Viaggiare ti aiuta a imparare chi sei
Tutte le difficoltà e le opportunità che ci pone davanti il viaggio ci fanno capire chi siamo realmente e di cosa siamo capaci, in un modo che è possibile solo on the road. Spesso in viaggio le persone cambiano, non sempre in meglio, ma in quei momenti esce il nostro vero io che forse prima nemmeno conoscevamo. Io ho notato in me un incredibile spirito di adattamento che non pensavo potesse raggiungere livelli così alti. Anzi, ho realizzato che quelle cose così diverse dal mio quotidiano che avrebbero potuto mettermi in difficoltà, hanno invece suscitato in me un interesse sempre più grande e quindi una voglia maggiore di esplorare e fare nuove esperienze “estreme” per potermi mettere ancora alla prova. Va così di moda parlare di comfort zone e di come si debba uscire da essa per vivere meglio testando le nostre capacità. Il viaggio è anche questo.
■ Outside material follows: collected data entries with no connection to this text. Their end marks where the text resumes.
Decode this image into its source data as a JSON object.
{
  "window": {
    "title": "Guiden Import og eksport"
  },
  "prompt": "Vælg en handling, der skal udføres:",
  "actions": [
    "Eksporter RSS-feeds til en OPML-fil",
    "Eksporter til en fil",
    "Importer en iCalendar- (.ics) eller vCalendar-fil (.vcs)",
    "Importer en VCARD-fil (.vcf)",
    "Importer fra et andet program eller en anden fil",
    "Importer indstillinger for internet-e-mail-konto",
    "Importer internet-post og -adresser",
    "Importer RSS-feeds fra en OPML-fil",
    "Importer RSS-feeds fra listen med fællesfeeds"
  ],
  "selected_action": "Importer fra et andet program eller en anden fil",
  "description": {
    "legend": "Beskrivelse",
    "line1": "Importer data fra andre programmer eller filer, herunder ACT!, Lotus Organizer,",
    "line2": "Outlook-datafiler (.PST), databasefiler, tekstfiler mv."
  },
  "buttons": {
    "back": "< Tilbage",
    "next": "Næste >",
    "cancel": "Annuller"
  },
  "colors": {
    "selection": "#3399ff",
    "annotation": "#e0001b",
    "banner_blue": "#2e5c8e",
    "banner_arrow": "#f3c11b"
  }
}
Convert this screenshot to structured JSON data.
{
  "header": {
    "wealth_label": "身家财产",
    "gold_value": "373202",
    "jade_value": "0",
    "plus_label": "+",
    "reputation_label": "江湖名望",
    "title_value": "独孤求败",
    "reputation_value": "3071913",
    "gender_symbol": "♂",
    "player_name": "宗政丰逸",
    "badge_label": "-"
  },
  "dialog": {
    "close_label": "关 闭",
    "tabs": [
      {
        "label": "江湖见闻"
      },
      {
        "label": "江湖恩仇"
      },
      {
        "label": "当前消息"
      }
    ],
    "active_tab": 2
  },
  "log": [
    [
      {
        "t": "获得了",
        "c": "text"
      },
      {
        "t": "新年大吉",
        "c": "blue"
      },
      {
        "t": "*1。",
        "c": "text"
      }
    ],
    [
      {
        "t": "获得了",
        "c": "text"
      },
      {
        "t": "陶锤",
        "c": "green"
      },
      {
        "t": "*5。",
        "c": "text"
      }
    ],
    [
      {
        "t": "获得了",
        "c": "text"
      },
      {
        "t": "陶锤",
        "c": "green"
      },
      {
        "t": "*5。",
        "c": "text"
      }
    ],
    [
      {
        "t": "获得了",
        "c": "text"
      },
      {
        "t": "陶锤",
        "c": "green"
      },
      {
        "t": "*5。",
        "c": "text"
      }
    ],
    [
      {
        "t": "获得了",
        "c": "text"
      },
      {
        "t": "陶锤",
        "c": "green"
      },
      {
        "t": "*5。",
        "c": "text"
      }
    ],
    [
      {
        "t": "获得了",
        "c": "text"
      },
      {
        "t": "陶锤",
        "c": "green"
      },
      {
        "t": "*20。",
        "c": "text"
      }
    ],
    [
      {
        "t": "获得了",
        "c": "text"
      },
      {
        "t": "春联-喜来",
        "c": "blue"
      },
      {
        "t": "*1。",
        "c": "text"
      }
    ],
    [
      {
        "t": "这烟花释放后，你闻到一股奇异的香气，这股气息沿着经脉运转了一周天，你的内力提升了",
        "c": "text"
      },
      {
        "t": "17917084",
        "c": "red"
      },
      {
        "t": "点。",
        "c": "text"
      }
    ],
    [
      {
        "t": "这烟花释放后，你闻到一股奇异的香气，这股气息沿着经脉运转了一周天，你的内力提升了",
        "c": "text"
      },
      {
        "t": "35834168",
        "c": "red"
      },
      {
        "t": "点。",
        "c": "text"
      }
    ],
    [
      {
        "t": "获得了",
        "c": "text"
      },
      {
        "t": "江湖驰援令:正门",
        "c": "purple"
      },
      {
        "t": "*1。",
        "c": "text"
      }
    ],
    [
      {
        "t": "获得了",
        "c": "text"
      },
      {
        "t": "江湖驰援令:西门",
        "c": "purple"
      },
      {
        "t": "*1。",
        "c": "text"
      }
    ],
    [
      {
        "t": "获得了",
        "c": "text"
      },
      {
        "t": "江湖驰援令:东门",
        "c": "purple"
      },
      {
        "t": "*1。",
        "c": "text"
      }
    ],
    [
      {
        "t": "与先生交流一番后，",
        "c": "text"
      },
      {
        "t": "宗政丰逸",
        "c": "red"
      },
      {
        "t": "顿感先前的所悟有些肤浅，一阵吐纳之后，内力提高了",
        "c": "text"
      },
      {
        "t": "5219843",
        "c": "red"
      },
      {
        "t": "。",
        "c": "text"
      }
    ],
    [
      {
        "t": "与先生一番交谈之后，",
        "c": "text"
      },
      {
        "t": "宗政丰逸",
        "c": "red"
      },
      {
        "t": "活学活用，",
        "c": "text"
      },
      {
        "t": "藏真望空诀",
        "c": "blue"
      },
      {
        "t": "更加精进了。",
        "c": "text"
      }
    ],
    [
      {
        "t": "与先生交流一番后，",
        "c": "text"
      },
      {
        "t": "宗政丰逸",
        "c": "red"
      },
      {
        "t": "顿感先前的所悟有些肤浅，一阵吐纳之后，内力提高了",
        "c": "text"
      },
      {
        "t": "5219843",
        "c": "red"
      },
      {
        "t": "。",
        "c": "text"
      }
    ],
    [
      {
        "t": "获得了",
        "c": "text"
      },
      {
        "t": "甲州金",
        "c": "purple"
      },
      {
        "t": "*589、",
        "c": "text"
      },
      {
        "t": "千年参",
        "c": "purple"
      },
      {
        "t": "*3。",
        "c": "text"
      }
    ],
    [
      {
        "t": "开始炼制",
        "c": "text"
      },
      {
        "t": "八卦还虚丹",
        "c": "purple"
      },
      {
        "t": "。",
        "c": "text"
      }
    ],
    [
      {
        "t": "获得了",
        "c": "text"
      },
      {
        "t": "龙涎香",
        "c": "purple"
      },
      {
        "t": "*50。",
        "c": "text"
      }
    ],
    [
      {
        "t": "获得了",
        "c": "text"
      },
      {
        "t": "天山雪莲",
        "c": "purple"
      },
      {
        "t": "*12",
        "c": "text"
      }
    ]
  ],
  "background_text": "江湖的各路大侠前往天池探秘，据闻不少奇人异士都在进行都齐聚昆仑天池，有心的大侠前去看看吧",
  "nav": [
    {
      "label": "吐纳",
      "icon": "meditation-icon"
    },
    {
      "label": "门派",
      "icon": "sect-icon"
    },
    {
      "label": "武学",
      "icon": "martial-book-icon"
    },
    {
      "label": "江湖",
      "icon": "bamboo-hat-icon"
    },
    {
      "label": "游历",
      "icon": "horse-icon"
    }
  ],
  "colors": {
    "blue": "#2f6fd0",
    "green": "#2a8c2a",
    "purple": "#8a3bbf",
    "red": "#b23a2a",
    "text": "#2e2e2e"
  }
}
Viaggiare crea nuove amicizie e relazioni significative
Conoscere persone di paesi diversi, di culture diverse e che pensano e vivono in maniera completamente diversa dalla nostra ci spinge a guardare verso nuove prospettive. Alcune delle persone che ho conosciuto durante il mio tempo all’estero o in viaggio sono diventate importanti e fondamentali per la mia esistenza. Mi hanno insegnato cose nuove, lingue nuove, modi di pensare nuovi. Le persone che conosciamo in giro sono preziosissime, ci arricchiscono come nessuno a casa nostra potrebbe fare. E poi pensate che bello avere amici in tutto il mondo e avere una scusa per andare a trovarli!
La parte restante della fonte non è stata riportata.